Hiçbir hakkın sınırsızca kullanılmasının mümkün olmadığı doğal bir gerçekliktir. En basit mantıkla klasik liberal hak anlayışının “bir kişinin hakkının sınırı bir diğerinin hakkıdır” önermesine ulaşılabilir. Nitekim 1924 Anayasası’nda da buna paralel bir şekilde hakların, ancak başkasının haklarının çiğnenmemesi amacıyla sınırlanabileceğine dair genel bir sınırlama hükmüyle yetinilmiştir. Aslında hakların korunması bakımından temel bir güvence sağlıyor gibi görünen bu temel sınırlama ilkesi, aynı zamanda tüm hakları sınırlamada çok daha rahatlıkla ileri sürülebilecek ve haklara müdahaleyi kolaylaştırabilecek belirsiz bir gerekçe olarak suiistimale elverişlidir. Yine 1924 Anayasası’nın hukuk devletiyle bağdaşmayacak “kuvvetler birliği, TBMM’nin üstünlüğü ve yasama yorumunun mümkün olabilmesi” ve tabii (kanuni) hakim ilkesine aykırılığı somut olan İstiklal Mahkemeleri’ni yasaklayıcı hiçbir hüküm içermemesi özellikleriyle hak ve özgürlüklere gerçek bir güvence oluşturduğu söylenemeyecektir.

1924 Anayasası’nın demokratik hukuk devleti bakımından eksikliklerinin giderilmesi saikiyle 1961 Anayasası’nın 11.maddesinde hakların sınırlanması hükmü daha titizlikle düzenlenmiştir. 11.maddeye göre temel hak ve hürriyetler “ancak kanunla ve Anayasa’nın sözü ve ruhuna uygun olarak” sınırlanacak ve bu durumda “Milli Güvenlik, Kamu Düzeni, Kamu Yararı, Başkasının Haklarının Korunması ve Suç İşlenmesinin Önlenmesi Amacıyla bile olsa hakkın özüne dokunulamayacak”tır.

1961’de Anayasası’nda yapılan 1971 değişikliği ile bu madde hükmü kapsamlı olarak yeniden düzenlenmiş ve devletin haklara müdahale imkânları arttırılmıştır. Yukarıda değinilen, 1982 Anayasası’nın 14.maddesinde düzenlenen “temel hakların kötüye kullanılamaması” hükmü de ilk kez bu değişiklikle anayasal bir hüküm olarak yer almıştır.

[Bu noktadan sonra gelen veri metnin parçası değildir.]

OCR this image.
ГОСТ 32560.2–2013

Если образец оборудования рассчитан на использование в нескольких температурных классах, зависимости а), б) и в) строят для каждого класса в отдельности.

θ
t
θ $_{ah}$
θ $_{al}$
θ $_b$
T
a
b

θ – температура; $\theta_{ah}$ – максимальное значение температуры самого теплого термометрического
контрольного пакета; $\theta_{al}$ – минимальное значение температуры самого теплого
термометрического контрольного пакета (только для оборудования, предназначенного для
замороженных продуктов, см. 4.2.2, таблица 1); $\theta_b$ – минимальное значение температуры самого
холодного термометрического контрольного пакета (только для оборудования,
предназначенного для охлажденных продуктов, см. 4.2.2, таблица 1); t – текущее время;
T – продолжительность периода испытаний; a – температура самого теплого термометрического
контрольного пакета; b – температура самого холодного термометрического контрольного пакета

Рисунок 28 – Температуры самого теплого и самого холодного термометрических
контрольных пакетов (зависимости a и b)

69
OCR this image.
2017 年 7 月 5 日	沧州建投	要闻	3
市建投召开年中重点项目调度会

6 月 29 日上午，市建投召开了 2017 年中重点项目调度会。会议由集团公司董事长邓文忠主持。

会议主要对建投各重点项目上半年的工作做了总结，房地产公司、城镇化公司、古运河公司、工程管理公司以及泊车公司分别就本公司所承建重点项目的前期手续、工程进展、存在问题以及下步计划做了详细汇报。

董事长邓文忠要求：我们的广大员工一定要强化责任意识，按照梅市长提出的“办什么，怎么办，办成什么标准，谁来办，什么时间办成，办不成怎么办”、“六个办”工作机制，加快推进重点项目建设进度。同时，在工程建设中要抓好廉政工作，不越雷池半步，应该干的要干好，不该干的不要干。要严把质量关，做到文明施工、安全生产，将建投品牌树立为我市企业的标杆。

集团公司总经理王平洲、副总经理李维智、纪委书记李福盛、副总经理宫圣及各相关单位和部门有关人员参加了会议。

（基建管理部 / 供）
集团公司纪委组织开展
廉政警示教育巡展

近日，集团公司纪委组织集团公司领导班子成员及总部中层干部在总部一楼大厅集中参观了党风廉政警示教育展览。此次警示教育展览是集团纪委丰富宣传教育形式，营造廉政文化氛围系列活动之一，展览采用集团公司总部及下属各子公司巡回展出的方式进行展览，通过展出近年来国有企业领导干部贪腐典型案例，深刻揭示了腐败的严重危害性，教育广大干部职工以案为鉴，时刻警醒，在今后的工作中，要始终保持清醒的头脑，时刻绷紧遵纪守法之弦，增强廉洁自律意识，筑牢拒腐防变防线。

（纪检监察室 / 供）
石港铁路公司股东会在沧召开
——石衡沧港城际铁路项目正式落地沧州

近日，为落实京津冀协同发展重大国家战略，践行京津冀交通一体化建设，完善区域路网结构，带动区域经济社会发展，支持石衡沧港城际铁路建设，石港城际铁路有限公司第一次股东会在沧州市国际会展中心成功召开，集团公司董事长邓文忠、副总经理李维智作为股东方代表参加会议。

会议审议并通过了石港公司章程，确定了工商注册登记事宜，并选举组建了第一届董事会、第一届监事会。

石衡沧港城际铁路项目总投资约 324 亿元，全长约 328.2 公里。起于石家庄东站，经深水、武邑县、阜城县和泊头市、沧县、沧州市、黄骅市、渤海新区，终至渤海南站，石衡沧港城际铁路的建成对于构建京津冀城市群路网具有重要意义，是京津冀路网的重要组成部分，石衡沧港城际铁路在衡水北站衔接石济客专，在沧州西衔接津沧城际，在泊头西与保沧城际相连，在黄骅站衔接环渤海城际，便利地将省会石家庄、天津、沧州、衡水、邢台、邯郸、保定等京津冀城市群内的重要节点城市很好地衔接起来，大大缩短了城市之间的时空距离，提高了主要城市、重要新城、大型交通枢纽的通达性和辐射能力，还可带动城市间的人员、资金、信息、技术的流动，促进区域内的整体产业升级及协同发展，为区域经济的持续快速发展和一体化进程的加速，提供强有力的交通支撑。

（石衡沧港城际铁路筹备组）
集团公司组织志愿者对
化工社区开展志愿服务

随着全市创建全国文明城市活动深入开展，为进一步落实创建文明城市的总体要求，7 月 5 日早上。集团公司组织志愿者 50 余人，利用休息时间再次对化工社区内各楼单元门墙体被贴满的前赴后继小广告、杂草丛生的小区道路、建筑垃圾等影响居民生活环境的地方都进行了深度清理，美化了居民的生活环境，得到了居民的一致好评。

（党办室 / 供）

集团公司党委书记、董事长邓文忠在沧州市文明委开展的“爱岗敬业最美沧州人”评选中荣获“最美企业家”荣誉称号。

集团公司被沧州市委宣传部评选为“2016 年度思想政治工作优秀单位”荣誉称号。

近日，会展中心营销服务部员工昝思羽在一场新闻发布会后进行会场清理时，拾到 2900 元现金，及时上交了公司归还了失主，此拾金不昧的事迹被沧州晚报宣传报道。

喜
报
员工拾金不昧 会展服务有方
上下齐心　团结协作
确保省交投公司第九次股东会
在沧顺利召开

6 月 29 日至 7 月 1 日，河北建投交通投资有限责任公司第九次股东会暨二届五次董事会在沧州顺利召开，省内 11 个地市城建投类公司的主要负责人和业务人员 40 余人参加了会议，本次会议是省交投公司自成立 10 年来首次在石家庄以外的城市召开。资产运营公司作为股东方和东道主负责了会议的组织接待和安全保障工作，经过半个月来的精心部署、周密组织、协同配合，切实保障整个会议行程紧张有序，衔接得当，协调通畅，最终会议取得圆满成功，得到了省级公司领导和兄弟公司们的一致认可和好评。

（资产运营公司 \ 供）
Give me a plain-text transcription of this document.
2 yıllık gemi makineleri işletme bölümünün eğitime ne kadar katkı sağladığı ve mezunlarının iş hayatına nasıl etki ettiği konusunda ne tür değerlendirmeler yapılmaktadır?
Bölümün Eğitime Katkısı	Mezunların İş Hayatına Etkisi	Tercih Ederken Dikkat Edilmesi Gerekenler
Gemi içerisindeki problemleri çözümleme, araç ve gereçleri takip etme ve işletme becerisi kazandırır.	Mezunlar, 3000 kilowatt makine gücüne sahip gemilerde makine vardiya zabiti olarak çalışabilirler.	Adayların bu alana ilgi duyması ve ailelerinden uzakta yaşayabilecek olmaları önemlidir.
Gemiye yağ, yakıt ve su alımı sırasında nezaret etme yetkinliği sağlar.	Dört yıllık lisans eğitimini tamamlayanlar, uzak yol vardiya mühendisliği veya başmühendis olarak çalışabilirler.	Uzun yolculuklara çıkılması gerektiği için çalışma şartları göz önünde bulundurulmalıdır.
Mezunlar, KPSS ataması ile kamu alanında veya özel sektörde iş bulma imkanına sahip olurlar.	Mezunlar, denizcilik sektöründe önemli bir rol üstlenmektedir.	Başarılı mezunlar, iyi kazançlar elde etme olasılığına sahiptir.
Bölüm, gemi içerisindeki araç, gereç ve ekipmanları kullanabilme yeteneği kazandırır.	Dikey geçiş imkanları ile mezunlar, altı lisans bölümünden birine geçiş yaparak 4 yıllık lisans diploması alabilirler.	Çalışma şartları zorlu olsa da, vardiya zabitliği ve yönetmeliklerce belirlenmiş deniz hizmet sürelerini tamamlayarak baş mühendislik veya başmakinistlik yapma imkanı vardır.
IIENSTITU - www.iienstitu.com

1971 değişikliği sonrası, “öze dokunma yasağı” korunmakla birlikte, sanki 1961 Anayasası’nın ilk haline nazire yapar gibi “Milli Güvenlik, Kamu Düzeni, Kamu Yararı, Başkasının Haklarının Korunması ve Suç İşlenmesinin Önlenmesi” nedenleri “öze dokunma yasağı” ibaresinden ayrılarak tüm hakların sınırlanmasının “genel nedenleri” olarak belirlenmiştir.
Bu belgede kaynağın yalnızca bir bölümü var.